Et elle écoutait les récits de Paolino d’un air distrait, que celui-ci n’eut garde d’interpréter avec bienveillance. — Toutes les femmes se ressemblent, pensait-il; un enthousiasme passager, mais point de constance! Les grandes pensées les fatiguent, les revers les accablent et les dégoûtent. Les meilleures même sont faites ainsi.

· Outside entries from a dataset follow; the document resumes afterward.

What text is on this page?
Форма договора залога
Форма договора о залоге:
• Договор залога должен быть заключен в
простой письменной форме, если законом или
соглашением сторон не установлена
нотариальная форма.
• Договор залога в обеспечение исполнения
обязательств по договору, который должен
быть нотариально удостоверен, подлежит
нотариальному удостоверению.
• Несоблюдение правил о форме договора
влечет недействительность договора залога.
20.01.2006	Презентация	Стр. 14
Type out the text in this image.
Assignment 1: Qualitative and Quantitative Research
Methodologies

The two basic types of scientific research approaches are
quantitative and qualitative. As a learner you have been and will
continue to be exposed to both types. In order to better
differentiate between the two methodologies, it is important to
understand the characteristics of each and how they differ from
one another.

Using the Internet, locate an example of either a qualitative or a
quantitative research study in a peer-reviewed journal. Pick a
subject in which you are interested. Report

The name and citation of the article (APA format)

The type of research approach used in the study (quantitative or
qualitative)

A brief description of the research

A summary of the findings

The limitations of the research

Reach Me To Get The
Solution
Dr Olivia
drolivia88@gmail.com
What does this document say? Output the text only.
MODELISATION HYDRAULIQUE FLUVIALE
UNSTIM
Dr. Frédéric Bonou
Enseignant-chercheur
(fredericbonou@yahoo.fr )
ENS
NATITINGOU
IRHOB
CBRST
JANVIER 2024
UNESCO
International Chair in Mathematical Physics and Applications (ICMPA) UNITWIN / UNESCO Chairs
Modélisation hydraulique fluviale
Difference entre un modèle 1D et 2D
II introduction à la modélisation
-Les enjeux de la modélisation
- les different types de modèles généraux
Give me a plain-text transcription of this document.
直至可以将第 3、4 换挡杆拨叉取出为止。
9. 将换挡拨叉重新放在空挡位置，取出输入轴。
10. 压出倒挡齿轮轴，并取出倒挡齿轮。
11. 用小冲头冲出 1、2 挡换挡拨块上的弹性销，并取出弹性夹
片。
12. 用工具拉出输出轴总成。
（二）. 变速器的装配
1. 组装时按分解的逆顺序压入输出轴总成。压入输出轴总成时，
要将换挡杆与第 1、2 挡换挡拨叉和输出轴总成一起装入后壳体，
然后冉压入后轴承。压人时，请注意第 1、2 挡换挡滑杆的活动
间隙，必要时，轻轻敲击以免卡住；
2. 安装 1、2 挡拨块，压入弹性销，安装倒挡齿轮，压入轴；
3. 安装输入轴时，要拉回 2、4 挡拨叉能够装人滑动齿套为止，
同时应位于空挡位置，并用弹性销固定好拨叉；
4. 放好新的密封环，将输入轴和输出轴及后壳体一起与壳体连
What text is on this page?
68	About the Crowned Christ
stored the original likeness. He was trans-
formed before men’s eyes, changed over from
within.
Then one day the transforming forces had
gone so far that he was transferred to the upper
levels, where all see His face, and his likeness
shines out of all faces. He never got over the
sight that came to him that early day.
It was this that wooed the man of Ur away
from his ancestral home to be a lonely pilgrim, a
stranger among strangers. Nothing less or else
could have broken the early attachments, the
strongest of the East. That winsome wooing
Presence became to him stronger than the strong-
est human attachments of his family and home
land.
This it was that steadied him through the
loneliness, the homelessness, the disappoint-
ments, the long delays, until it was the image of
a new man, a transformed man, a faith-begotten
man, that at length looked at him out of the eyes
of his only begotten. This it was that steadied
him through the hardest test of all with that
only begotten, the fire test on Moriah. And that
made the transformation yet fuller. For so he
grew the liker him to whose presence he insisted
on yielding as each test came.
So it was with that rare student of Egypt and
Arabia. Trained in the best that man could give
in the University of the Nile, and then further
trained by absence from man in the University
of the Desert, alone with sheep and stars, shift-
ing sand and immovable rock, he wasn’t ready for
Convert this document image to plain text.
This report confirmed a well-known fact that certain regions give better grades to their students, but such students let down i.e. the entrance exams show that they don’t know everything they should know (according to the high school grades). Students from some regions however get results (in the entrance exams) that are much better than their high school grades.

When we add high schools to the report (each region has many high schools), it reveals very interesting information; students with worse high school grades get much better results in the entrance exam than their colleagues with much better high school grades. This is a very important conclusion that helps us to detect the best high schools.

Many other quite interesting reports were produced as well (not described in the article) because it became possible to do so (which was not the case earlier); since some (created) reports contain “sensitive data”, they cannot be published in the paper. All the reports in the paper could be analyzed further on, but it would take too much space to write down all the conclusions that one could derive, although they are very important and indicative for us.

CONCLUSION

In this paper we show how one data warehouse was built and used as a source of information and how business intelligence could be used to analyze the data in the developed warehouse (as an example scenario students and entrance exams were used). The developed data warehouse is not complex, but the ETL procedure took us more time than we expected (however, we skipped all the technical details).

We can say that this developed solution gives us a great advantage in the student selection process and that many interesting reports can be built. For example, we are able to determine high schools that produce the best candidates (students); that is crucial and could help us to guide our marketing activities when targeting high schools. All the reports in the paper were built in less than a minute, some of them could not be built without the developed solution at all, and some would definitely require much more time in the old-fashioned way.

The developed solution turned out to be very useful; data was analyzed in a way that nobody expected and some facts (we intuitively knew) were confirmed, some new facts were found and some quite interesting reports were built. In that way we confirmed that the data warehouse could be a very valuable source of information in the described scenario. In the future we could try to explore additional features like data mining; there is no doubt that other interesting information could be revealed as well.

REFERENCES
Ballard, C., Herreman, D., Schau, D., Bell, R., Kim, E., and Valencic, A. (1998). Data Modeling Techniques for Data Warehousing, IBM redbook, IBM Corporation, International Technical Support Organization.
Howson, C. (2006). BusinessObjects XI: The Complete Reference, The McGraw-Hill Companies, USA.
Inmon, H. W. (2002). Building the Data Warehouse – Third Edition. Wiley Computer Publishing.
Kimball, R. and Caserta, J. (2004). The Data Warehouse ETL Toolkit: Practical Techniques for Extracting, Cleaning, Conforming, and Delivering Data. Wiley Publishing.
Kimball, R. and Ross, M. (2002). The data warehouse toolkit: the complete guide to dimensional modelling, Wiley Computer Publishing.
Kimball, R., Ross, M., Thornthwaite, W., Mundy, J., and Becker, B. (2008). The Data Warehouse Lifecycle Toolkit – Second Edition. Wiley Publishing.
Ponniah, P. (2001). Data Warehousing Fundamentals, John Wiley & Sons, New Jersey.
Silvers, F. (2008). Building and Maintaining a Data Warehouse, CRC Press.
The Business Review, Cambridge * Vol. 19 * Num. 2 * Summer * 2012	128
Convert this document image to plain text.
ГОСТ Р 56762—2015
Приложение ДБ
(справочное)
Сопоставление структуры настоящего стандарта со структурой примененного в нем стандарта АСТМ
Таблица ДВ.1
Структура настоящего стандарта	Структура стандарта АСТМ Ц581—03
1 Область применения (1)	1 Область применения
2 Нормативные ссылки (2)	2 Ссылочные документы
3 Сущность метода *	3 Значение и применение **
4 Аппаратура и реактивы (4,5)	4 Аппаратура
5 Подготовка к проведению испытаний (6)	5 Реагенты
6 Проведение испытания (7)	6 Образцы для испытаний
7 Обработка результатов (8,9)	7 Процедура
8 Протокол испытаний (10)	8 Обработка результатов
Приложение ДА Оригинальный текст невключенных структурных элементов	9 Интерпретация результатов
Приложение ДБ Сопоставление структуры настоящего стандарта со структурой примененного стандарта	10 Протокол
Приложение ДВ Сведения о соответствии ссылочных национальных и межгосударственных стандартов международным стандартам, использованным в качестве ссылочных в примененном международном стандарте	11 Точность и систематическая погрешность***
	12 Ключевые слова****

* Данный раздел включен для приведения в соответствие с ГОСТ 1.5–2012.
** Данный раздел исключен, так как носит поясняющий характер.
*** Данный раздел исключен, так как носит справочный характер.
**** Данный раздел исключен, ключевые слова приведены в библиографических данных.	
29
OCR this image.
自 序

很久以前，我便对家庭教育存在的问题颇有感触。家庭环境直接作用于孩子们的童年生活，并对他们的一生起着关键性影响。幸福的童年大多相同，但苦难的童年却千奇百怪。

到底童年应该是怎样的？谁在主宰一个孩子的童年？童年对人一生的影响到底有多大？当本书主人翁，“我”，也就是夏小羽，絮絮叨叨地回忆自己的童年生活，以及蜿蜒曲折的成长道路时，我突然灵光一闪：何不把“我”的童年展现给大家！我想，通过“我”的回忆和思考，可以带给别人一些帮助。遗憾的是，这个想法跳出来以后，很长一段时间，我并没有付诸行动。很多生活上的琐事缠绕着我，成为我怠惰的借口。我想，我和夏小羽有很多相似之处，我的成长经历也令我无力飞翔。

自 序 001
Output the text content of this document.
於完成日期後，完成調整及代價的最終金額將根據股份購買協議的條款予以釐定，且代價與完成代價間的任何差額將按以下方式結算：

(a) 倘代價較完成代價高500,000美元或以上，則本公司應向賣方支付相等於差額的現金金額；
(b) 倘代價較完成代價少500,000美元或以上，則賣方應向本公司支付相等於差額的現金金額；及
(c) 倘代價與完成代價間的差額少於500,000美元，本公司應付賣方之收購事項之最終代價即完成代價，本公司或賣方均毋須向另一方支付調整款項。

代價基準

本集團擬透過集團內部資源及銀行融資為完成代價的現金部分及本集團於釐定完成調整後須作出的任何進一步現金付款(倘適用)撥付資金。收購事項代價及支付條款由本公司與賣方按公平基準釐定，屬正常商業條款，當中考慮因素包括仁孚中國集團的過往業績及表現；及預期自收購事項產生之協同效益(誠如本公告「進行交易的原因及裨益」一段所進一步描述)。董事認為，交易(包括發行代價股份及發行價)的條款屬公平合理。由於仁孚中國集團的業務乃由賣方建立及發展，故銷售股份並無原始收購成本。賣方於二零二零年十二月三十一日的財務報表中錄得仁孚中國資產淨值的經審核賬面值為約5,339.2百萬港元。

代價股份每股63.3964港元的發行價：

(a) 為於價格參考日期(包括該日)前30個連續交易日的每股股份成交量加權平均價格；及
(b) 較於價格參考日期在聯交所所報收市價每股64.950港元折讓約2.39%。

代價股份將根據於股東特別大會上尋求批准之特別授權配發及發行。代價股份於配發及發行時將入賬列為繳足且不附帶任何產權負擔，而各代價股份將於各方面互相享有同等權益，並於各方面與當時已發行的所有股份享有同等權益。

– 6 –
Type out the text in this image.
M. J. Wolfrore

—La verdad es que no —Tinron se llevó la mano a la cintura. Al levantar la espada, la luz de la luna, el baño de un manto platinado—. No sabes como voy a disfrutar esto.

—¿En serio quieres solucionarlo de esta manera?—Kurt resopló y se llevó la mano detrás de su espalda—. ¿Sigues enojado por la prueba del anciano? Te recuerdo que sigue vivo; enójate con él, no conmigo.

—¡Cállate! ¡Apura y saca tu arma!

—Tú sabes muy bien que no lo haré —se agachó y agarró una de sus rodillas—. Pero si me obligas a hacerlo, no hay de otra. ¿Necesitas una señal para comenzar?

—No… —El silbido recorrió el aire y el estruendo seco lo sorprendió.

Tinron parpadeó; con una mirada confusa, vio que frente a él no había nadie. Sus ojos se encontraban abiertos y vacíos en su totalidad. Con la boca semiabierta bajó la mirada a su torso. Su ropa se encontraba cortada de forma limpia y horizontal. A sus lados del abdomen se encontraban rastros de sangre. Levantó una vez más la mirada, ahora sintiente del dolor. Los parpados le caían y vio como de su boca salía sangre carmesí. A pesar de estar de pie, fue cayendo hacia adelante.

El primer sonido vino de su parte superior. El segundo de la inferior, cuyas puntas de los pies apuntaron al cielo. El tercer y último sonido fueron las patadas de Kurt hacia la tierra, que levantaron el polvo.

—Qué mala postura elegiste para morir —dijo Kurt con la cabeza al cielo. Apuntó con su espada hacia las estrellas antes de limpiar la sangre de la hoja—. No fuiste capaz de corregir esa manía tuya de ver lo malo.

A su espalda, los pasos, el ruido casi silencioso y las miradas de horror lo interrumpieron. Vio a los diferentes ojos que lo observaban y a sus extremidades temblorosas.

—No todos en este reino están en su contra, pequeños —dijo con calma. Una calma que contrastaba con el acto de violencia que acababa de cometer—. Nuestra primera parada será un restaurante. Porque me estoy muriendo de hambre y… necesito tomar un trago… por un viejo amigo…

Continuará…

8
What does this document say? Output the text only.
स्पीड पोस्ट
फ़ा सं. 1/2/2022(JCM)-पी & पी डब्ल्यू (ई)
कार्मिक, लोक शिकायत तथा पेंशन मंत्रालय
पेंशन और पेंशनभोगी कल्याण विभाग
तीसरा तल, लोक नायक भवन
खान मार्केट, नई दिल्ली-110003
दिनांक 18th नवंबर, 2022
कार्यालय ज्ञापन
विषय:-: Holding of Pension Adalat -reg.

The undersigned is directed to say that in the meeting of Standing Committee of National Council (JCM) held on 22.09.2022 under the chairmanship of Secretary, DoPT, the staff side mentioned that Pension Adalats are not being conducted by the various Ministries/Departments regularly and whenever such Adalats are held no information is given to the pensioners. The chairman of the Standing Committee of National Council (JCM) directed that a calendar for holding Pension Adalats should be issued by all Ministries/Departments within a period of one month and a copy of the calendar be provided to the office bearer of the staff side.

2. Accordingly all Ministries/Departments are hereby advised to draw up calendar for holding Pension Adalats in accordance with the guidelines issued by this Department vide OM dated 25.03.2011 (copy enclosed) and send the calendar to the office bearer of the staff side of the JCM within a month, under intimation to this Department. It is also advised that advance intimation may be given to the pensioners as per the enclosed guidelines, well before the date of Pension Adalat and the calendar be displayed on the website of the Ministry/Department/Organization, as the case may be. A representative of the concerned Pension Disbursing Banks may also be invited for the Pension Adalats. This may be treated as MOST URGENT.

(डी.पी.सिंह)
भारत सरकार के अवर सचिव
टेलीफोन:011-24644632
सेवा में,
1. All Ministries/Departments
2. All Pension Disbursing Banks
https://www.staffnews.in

La nuit suivante vit les fugitifs installés dans une partie reculée de l’habitation, où l’on avait rassemblé à la hâte tout ce dont ils pouvaient avoir besoin. La pauvre mère de famille était toute tremblante, sans savoir au juste pourquoi. Ayant passé toute sa vie dans l’intérieur de sa famille et de cette ferme isolée, les puissans du monde étaient pour elle une sorte d’abstraction, comme le sont pour nous les personnages de l’histoire ancienne. Jamais elle ne s’était trouvée en contact avec les représentans ni avec les exécuteurs de la loi, et si on lui eût demandé tout à coup de jurer qu’il y avait dans ce bas monde des juges et des gendarmes, sa conscience se fût alarmée. Aussi la pensée qu’on pût découvrir ses fils et les arracher de ses bras ne l’atteignit pas, et sauf une vague terreur dont elle ne se rendait pas compte et qu’elle se reprochait comme un enfantillage, la blessure de Paolino l’inquiétait seule.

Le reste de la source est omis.